I love, love, love python. I am probably irrational in my affection for the language. But it's python3 that I know and will work in python2 if needed but I think python2 needs to die a quick death.
I have heard no one even mention what it might be like. I'm just thinking that I liked the change from Python 2 to Python 3, so I'm hoping for more things to enjoy. :-)
I have been using python2 for veey long time and a lot of software that I've written is made with it and is providing consistingly value to me. I have no idea why these people want to kill the technology that has brought so much value and joy to my life.
If you like python3, great for you. But why do you want to kill python2 if other people are happy with it?
Tough question but a good portion likely has to do with the divisiveness of the ecosystem. A bit selfish of the 3’ers but the utilitarian viewpoint is that if everyone comes to the same ecosystem then everyone can benefit.
I offer no opinion whatsoever on which is better, only that it’s probably better for everyone if dev efforts are not split between two versions of the same language.

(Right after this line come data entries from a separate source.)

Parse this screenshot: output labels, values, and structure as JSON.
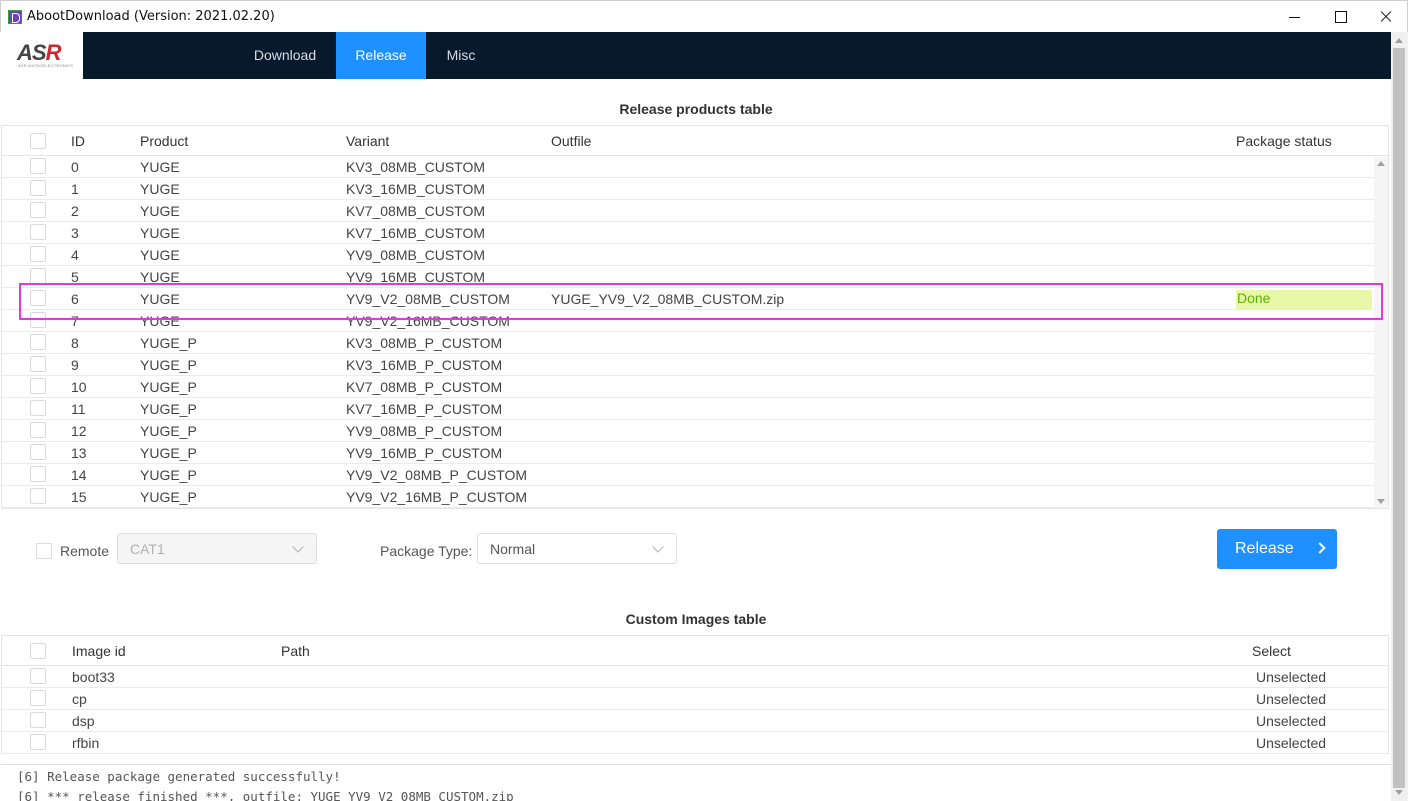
{
  "window": {
    "title": "AbootDownload (Version: 2021.02.20)"
  },
  "logo": {
    "main": "ASR",
    "sub": "ASR MICROELECTRONICS"
  },
  "nav": {
    "tabs": [
      {
        "label": "Download",
        "active": false
      },
      {
        "label": "Release",
        "active": true
      },
      {
        "label": "Misc",
        "active": false
      }
    ]
  },
  "release_table": {
    "title": "Release products table",
    "columns": {
      "id": "ID",
      "product": "Product",
      "variant": "Variant",
      "outfile": "Outfile",
      "status": "Package status"
    },
    "rows": [
      {
        "id": "0",
        "product": "YUGE",
        "variant": "KV3_08MB_CUSTOM",
        "outfile": "",
        "status": ""
      },
      {
        "id": "1",
        "product": "YUGE",
        "variant": "KV3_16MB_CUSTOM",
        "outfile": "",
        "status": ""
      },
      {
        "id": "2",
        "product": "YUGE",
        "variant": "KV7_08MB_CUSTOM",
        "outfile": "",
        "status": ""
      },
      {
        "id": "3",
        "product": "YUGE",
        "variant": "KV7_16MB_CUSTOM",
        "outfile": "",
        "status": ""
      },
      {
        "id": "4",
        "product": "YUGE",
        "variant": "YV9_08MB_CUSTOM",
        "outfile": "",
        "status": ""
      },
      {
        "id": "5",
        "product": "YUGE",
        "variant": "YV9_16MB_CUSTOM",
        "outfile": "",
        "status": ""
      },
      {
        "id": "6",
        "product": "YUGE",
        "variant": "YV9_V2_08MB_CUSTOM",
        "outfile": "YUGE_YV9_V2_08MB_CUSTOM.zip",
        "status": "Done"
      },
      {
        "id": "7",
        "product": "YUGE",
        "variant": "YV9_V2_16MB_CUSTOM",
        "outfile": "",
        "status": ""
      },
      {
        "id": "8",
        "product": "YUGE_P",
        "variant": "KV3_08MB_P_CUSTOM",
        "outfile": "",
        "status": ""
      },
      {
        "id": "9",
        "product": "YUGE_P",
        "variant": "KV3_16MB_P_CUSTOM",
        "outfile": "",
        "status": ""
      },
      {
        "id": "10",
        "product": "YUGE_P",
        "variant": "KV7_08MB_P_CUSTOM",
        "outfile": "",
        "status": ""
      },
      {
        "id": "11",
        "product": "YUGE_P",
        "variant": "KV7_16MB_P_CUSTOM",
        "outfile": "",
        "status": ""
      },
      {
        "id": "12",
        "product": "YUGE_P",
        "variant": "YV9_08MB_P_CUSTOM",
        "outfile": "",
        "status": ""
      },
      {
        "id": "13",
        "product": "YUGE_P",
        "variant": "YV9_16MB_P_CUSTOM",
        "outfile": "",
        "status": ""
      },
      {
        "id": "14",
        "product": "YUGE_P",
        "variant": "YV9_V2_08MB_P_CUSTOM",
        "outfile": "",
        "status": ""
      },
      {
        "id": "15",
        "product": "YUGE_P",
        "variant": "YV9_V2_16MB_P_CUSTOM",
        "outfile": "",
        "status": ""
      }
    ]
  },
  "controls": {
    "remote_label": "Remote",
    "remote_value": "CAT1",
    "package_type_label": "Package Type:",
    "package_type_value": "Normal",
    "release_button": "Release"
  },
  "images_table": {
    "title": "Custom Images table",
    "columns": {
      "image_id": "Image id",
      "path": "Path",
      "select": "Select"
    },
    "rows": [
      {
        "image_id": "boot33",
        "path": "",
        "select": "Unselected"
      },
      {
        "image_id": "cp",
        "path": "",
        "select": "Unselected"
      },
      {
        "image_id": "dsp",
        "path": "",
        "select": "Unselected"
      },
      {
        "image_id": "rfbin",
        "path": "",
        "select": "Unselected"
      }
    ]
  },
  "log": {
    "lines": [
      "[6] Release package generated successfully!",
      "[6] *** release finished ***, outfile: YUGE_YV9_V2_08MB_CUSTOM.zip"
    ]
  },
  "colors": {
    "nav_bg": "#061a2c",
    "accent": "#1e90ff",
    "done_text": "#5cb300",
    "done_bg": "#e8f7a8",
    "highlight": "#e535e5"
  }
}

It's end-of-life (pretty much anyway). Time to port your software if it's used by anyone more than yourself or open source it. It needs to die like dos and 16bit compatibility in windows needs to die.
> you like python3, great for you. But why do you want to kill python2 if other people are happy with it?
You can make the same argument for any software suite which moves over time. Why should Firefox 10 die, just because Firefox 57 is out in a month or so?
Well.. Duh. The new code has to live somewhere, and we don't want to spend eternity backporting fixes to the old codebase.
Please do note: You can still use Python 2 if you like. But if you rely on really old and antiquated technology, you can't expected modern OSes to ship it by default. Now it becomes your liability to instruct your users in how to obtain your antiquated dependencies for your software to work.
Maybe that is a good enough solution, or maybe some day you will find that it's more beneficial to move along with the rest of the ecosystem.
Nobody writes new code in Python 2 any more. It's the programming language equivalent of Windows XP at this point.
To be clear, you can still install Python 2 the usual way. The only thing that's changing is that it's not installed by default (and by extension, that none of the base system depends on it).
There is no /usr/bin/python in the default Ubuntu install. There's a /usr/bin/python3, and if you `apt install python` you can get /usr/bin/python. But all of the system's code that uses Python has been converted to Python 3.
Fabric is reacting to what the most conservative group or Linux users (sysadmins for RHEL) are asking for. That's why RHEL moving to Python 3 would be the last push needed.
> Fabric is reacting to what the most conservative group or Linux users (sysadmins for RHEL) are asking for.
I'm not familiar with the details, but does this mean that they're resisting patches to support 3.x? Given the existence of a fork it seems likely. It's not-at-all difficult to write a single Python package that works on both 2.7 and 3.x. Especially if you are willing to use `six`.
I'll admit that it's a little harder to stay compatible with earlier-than-2.7, though.
I think the actual argument against Py3-compatibility is exactly that: Fabric needs to support 2.6 because it is the default in RHEL/SLES versions which are still quite popular in enterprise environments and maintaining compatibility with both Py 2.6 and Py 3 is quite difficult, as you said.
Considering RHEL 7 doesn’t even have Python 3 available in the core packages, I bet RHEL 8 will at least have Python 2 available as a package, just not installed by default.
I would be surprised if they didn’t give any overlap between 2 and 3 in RHEL 8.